Despite the impression of many travellers, most French people did not live in towns. At the time of the French Revolution, almost four-fifths of the population was rural. Over half a century later, more than three-quarters still lived in a commune of fewer than two thousand inhabitants. (This was the definition of ‘rural’ in 1846.) But these people were not necessarily aware of each other’s existence. A ‘commune’ is not a village or a town but the area controlled by a mayor and a council.1 Some, like the commune of Arles in the Camargue plain, stretched across large, sparsely populated regions. Others, like Verdelot, forty miles east of Paris in the Brie, contained dozens of tiny settlements, none of which could be described as a town or even a large village.
After the Revolution, almost a third of the population (about ten million people) lived in isolated farms and cottages or in hamlets with fewer than thirty-five inhabitants and often no more than eight. A peasant girl who went to work in Paris might, when looking through the scullery window at the street, see more people at a glance than she had known in her entire previous life. Many recruits from the Dordogne in 1830 were unable to give the recruiting sergeant their surnames because they had never had to use them. Until the invention of cheap bicycles, the known universe, for many people, had a radius of less than fifteen miles and a population that could easily fit into a small barn.
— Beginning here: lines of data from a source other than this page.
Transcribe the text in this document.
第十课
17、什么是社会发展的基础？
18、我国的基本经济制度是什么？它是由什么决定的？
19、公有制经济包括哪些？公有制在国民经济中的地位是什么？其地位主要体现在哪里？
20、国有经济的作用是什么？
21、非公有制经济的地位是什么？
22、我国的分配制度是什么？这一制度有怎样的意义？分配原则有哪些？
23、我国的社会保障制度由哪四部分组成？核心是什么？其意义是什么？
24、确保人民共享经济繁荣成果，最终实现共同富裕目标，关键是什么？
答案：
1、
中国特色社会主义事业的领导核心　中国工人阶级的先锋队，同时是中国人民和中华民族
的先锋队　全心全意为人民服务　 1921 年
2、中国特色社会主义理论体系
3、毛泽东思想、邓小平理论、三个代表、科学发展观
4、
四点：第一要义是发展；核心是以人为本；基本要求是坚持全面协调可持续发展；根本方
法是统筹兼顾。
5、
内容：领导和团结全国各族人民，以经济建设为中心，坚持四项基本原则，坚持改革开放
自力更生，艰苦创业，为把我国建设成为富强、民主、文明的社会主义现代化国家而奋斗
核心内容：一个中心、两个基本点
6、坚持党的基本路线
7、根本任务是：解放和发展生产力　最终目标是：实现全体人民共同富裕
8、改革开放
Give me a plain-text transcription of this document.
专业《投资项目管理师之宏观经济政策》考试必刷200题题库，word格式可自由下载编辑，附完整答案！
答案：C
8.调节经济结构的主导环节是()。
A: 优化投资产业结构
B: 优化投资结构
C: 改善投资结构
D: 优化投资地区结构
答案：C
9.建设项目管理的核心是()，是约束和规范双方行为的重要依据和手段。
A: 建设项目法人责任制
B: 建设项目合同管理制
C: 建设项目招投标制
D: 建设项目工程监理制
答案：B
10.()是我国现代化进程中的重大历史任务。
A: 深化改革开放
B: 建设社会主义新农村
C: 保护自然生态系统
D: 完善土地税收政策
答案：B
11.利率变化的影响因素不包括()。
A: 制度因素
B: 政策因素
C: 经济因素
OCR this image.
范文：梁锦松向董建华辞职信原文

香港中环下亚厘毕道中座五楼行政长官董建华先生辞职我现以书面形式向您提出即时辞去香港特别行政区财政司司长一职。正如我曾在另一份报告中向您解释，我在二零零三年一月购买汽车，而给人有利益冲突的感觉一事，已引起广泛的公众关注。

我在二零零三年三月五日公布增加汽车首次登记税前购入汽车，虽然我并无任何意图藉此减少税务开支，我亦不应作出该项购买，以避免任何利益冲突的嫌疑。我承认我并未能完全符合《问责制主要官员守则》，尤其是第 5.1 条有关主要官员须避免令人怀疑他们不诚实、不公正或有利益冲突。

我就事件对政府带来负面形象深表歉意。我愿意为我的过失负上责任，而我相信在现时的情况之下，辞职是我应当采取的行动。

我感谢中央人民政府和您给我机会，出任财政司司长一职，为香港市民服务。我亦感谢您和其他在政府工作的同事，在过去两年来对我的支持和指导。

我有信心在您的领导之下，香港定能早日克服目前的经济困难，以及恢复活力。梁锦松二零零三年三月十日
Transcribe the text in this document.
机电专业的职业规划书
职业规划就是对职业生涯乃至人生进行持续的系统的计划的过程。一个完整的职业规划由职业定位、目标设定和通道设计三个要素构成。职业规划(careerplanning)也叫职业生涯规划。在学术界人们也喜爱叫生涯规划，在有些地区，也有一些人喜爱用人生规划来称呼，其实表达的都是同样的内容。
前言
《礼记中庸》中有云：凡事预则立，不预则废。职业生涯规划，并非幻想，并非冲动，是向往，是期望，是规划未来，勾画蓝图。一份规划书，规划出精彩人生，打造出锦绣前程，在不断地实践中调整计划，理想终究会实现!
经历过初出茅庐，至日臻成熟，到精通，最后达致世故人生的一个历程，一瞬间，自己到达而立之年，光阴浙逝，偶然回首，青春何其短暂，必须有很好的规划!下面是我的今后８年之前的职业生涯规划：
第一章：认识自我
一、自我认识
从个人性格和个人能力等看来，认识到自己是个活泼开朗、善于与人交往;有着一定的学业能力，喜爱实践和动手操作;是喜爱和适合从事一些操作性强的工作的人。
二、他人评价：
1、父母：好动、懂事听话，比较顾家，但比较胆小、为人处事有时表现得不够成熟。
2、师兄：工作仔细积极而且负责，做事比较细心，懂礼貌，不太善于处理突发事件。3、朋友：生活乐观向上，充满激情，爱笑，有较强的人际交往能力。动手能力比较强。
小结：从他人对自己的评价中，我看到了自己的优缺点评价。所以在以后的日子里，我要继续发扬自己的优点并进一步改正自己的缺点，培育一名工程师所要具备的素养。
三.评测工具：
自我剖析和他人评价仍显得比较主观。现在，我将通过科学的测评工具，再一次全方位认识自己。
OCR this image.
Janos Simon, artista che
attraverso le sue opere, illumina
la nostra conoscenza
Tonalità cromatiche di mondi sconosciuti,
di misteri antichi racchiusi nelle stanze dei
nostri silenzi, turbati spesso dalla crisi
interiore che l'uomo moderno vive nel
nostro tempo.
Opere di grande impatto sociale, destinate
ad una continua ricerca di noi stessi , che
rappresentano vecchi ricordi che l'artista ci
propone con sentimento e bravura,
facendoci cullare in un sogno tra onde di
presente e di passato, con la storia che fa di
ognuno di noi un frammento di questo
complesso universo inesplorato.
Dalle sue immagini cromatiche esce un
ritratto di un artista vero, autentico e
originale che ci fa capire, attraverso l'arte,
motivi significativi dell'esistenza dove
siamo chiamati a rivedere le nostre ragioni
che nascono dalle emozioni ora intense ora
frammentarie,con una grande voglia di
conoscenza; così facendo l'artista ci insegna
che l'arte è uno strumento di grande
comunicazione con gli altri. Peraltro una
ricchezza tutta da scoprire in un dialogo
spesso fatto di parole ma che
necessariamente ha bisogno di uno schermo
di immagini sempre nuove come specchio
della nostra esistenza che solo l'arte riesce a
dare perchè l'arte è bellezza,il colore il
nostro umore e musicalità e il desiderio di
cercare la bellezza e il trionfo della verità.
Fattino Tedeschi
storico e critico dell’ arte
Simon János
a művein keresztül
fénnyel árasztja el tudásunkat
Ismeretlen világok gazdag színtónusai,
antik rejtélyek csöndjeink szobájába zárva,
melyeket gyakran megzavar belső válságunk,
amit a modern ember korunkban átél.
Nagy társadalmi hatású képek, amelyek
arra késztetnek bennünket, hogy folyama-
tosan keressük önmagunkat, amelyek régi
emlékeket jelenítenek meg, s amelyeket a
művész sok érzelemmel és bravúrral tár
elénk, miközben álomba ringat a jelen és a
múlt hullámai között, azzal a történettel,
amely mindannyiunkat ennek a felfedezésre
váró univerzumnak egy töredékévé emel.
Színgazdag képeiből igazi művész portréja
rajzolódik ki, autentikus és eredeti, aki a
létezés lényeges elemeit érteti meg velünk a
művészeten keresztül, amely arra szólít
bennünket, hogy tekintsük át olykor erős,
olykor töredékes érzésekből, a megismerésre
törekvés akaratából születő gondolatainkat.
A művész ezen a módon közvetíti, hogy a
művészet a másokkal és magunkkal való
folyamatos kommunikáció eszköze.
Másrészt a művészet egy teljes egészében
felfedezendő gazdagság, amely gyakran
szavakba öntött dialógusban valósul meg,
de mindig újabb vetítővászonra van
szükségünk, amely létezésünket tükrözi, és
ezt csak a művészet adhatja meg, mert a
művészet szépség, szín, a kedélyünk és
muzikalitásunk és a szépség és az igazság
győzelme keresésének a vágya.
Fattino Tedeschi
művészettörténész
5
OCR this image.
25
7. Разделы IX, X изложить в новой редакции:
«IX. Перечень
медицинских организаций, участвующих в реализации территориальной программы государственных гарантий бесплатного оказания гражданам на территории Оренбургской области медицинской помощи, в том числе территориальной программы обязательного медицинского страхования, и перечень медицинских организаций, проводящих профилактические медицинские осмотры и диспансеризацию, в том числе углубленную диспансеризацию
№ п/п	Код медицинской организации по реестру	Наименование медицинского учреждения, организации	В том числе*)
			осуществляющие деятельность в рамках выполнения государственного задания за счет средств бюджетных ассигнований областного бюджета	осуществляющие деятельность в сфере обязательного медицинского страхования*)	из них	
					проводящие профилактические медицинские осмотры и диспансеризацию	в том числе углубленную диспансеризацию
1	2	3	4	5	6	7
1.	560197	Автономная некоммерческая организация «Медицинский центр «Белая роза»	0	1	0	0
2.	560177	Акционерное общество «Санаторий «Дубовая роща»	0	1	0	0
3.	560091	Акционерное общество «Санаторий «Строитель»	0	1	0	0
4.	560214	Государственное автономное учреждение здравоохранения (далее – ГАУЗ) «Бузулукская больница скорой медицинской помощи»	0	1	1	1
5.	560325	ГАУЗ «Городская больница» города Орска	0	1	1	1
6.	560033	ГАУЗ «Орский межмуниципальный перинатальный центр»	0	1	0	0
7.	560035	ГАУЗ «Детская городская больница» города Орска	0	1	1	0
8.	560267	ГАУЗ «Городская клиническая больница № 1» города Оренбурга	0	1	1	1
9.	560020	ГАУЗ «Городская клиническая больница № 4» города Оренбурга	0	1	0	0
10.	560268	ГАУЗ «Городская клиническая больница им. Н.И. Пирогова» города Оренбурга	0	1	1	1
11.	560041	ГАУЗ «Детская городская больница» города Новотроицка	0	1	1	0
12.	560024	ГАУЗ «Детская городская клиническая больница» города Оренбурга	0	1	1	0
The distinction between ‘urban’ and ‘rural’ might suggest that some citizens at least were connected to the rest of the world. In reality, most towns were half-dissolved into the surrounding countryside. Before the gates were locked at night, people and animals came and went from field to street. Mud carpeted the cobbles and created its own miniature geography of hills and ravines. Agriculture resided in the city in the form of vineyards, vegetable plots, pigsties, paddocks and mounds of manure.
In many minds, the clearest demographic distinction was not ‘urban’ and ‘rural’ but ‘Parisian’ and ‘provincial’. Travelling through France in 1807 ‘by a route never before performed’, Lieutenant-Colonel Ninian Pinkney of the North American Native Rangers found himself back on the frontier as soon as he left Paris (‘as retired as in the most remote corner of England’) and subsequently discovered that ‘there are absolutely no interior towns in France like Norwich, Manchester, and Birmingham’. French towns were confined and corseted by their customs barriers, and the population remained almost static from the early nineteenth century until after the First World War.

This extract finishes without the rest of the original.